The issue is more that the compiler turns &*p into just p, and then
there is no further *p dereference that can be seen by ASan. It's
still undefined though.

>
> > And it's not detected by Debug Mode because string_view iterators are
> > just pointers.
>
>
> I understand that. I think there should be "<debug/string_view>" and
> that it should be optionally configurable to barf when it encounters a
> null terminator. (It must be optionally configurable because a null
> char is actually a valid char inside a string_view). Something like:
>
>     #define _GLIBCXX_STRINGVIEW_DONT_ALLOW_NULL_CHAR
>     #include <debug/string_view>

A debug string_view is unlikely to happen unless you do the work to add it.
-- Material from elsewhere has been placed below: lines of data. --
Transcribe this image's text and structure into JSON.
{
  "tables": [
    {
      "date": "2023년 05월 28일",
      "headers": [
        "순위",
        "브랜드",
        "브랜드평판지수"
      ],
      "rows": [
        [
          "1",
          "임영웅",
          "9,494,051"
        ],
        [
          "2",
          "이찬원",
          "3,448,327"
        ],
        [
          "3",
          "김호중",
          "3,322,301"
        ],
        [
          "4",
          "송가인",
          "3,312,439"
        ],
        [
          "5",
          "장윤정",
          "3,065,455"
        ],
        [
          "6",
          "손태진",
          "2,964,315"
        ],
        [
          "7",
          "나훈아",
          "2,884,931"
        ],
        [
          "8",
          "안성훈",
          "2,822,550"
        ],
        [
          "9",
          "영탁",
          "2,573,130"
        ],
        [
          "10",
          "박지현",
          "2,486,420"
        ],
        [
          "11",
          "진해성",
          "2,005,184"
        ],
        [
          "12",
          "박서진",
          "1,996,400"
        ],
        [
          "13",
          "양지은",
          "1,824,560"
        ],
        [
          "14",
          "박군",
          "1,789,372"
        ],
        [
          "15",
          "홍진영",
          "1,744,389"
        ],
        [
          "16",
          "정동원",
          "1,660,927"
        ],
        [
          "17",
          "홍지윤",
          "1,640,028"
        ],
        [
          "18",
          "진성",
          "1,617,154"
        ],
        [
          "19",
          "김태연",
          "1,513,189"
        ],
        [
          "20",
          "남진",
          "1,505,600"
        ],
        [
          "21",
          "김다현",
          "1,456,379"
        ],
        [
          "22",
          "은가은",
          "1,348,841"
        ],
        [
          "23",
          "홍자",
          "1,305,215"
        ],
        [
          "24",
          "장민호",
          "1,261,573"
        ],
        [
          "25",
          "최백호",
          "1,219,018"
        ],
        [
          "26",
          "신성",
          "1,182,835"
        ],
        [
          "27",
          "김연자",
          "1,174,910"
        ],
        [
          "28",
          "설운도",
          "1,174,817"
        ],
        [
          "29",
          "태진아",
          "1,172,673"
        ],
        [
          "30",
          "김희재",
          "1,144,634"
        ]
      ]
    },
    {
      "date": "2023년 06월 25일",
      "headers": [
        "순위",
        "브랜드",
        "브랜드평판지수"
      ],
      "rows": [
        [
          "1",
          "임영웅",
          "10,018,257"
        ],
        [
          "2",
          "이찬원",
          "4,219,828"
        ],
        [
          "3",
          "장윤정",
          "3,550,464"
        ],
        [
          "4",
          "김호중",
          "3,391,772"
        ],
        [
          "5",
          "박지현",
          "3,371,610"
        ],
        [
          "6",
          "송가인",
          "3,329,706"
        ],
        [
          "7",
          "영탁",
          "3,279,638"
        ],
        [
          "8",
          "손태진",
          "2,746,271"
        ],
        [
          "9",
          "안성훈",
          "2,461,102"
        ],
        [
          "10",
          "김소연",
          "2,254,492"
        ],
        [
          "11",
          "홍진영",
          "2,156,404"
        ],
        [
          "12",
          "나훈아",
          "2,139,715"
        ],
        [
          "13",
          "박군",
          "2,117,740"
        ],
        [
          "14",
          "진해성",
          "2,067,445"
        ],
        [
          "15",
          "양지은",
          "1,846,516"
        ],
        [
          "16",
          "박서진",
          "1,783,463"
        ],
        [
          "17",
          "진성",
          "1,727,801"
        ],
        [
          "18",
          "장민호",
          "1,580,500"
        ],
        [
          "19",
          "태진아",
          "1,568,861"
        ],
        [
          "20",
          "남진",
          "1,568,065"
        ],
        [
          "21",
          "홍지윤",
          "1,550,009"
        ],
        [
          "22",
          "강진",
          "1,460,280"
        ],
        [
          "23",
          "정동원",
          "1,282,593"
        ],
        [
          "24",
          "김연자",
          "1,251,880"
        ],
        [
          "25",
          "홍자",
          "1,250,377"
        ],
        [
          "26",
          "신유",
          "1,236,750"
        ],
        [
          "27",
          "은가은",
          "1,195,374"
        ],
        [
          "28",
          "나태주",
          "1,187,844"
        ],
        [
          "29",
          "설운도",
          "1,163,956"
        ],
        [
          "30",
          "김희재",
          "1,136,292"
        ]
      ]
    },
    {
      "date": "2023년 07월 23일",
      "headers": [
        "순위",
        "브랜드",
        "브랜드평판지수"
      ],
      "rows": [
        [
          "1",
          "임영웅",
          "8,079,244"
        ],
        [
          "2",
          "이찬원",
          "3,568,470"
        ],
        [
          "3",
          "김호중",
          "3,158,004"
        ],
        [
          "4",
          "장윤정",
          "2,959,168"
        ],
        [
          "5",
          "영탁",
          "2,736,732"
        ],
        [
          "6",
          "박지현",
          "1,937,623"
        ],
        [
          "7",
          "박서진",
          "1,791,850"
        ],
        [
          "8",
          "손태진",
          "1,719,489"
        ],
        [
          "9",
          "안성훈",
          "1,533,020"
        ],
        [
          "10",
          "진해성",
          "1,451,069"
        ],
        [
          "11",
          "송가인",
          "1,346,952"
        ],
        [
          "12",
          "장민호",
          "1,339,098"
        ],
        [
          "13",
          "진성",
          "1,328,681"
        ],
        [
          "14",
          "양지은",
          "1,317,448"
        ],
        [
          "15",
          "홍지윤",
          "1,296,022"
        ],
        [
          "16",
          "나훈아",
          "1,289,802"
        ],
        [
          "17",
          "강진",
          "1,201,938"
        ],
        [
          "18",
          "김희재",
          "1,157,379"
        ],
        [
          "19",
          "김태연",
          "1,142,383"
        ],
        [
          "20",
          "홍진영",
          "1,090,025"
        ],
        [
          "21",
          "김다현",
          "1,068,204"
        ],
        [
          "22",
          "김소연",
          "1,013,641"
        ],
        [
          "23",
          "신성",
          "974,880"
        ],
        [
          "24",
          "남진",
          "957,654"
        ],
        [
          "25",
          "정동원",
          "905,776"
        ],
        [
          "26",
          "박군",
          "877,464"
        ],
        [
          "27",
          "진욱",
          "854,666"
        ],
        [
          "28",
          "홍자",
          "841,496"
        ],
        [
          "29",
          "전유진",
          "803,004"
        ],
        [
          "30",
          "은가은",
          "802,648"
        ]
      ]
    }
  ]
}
I don't think that extra check is appropriate though. As you say, it's
entirely valid according to the standard, so if your application wants
to disallow that, checking for it belongs in your application.

Re: string::iterator should have more error checking

[Frederick Virchanza Gotham]

On Fri, Jun 24, 2022 at 11:28 AM Jonathan Wakely <jwakely@redhat.com> wrote:

> But &*(s2.cend() + 1u) accesses the byte after the null, doesn't it?


It dereferences a pointer to the byte after the null, certainly, but
there isn't actually any reading/writing of the byte after the null.
I'm pretty sure that's why "-fsanitize" doesn't notice a problem.

However . . . check out the following:

        https://godbolt.org/z/jPcv9M6e3

Strangely it doesn't mind printing an invalid "uintptr_t", but it does
mind printing an invalid pointer.


> I don't think that extra check is appropriate though. As you say, it's
> entirely valid according to the standard, so if your application wants
> to disallow that, checking for it belongs in your application.


Yeah maybe I should inherit from string_view.